On Sep 2, 2016, at 06:32 , Gerriet M. Denkmann <[email protected]> wrote:
> 
> The solution in Swift I have found uses NSString to cope with NSRange:
> 
> // uitv is UITextView
> let swiftString = uitv.text                           
> let nsString = swiftString as NSString
> let selectedNSRange = uitv.selectedRange
> let selectedText = nsString.substringWithRange( selectedNSRange )

I believe this is the correct and only correct approach. I’ve seen people try 
to apply a NSRange to a Swift string’s UTF-16 “view", but I’m worried by the 
fact that UTF-16 representation is not unique, and there’s no guarantee that 
the original NSString and the UTF-16 view are in the same normal form, which 
would be the only way to avoid the problem.

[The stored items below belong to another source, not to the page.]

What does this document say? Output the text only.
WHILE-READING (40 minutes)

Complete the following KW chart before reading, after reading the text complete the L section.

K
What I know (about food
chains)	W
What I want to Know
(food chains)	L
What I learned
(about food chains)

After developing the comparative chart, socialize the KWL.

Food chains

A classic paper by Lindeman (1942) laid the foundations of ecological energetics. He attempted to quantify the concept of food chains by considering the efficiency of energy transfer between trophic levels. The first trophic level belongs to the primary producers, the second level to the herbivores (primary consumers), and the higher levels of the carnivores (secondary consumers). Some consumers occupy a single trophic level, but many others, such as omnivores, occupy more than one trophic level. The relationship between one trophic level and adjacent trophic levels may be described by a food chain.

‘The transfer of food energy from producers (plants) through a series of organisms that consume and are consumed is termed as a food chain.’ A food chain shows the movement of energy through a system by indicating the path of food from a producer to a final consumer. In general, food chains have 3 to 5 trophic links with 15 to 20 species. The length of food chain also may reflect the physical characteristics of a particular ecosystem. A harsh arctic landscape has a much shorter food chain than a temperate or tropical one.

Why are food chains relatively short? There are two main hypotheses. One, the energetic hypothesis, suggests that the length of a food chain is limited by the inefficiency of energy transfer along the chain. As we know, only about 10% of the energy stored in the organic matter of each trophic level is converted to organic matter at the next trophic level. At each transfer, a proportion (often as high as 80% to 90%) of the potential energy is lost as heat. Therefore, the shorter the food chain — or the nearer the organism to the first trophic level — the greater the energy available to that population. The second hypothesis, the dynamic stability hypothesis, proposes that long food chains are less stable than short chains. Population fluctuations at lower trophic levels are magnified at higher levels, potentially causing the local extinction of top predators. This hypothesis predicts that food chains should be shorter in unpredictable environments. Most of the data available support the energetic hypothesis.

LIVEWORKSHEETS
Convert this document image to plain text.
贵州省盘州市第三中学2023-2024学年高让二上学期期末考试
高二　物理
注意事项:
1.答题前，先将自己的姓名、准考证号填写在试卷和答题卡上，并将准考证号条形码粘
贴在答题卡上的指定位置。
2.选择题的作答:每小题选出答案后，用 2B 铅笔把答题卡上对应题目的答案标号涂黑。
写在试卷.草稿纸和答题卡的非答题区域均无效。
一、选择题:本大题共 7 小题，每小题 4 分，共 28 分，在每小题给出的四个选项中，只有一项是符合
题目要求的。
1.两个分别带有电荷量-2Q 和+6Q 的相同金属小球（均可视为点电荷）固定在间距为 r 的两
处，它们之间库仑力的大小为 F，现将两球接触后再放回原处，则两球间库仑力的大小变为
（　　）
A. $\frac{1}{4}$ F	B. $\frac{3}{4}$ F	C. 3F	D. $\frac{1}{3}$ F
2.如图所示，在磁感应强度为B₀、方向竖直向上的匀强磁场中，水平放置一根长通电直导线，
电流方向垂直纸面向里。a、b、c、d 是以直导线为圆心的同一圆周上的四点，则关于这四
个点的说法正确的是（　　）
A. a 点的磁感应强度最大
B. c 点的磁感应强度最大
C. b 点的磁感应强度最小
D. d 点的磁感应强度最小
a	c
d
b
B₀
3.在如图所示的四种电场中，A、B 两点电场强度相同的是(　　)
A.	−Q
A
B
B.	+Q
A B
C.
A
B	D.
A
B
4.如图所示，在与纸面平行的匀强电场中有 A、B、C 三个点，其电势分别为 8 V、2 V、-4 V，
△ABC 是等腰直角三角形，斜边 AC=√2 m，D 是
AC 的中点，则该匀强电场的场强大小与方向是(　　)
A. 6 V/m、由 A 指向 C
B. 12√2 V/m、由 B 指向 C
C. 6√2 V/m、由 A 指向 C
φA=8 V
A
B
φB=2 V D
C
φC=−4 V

My only quibble would be the double bridging:

> let swiftString = uitv.text                           // bridging from 
> NSString to String
> let nsString = swiftString as NSString                // bridging from String 
> to NSString

Technically, bridging is a value conversion, though in practice the underlying 
concrete NSString subclass likely survives the “conversion". The danger is that 
there’s no API contract that prevents the generated code from *really* 
converting the underlying representation, and that might lead you back into the 
non-uniqueness-of-representation problem. So, I’d suggest:

> let nsString = uitv.text as NSString

which keeps you in the NSString domain.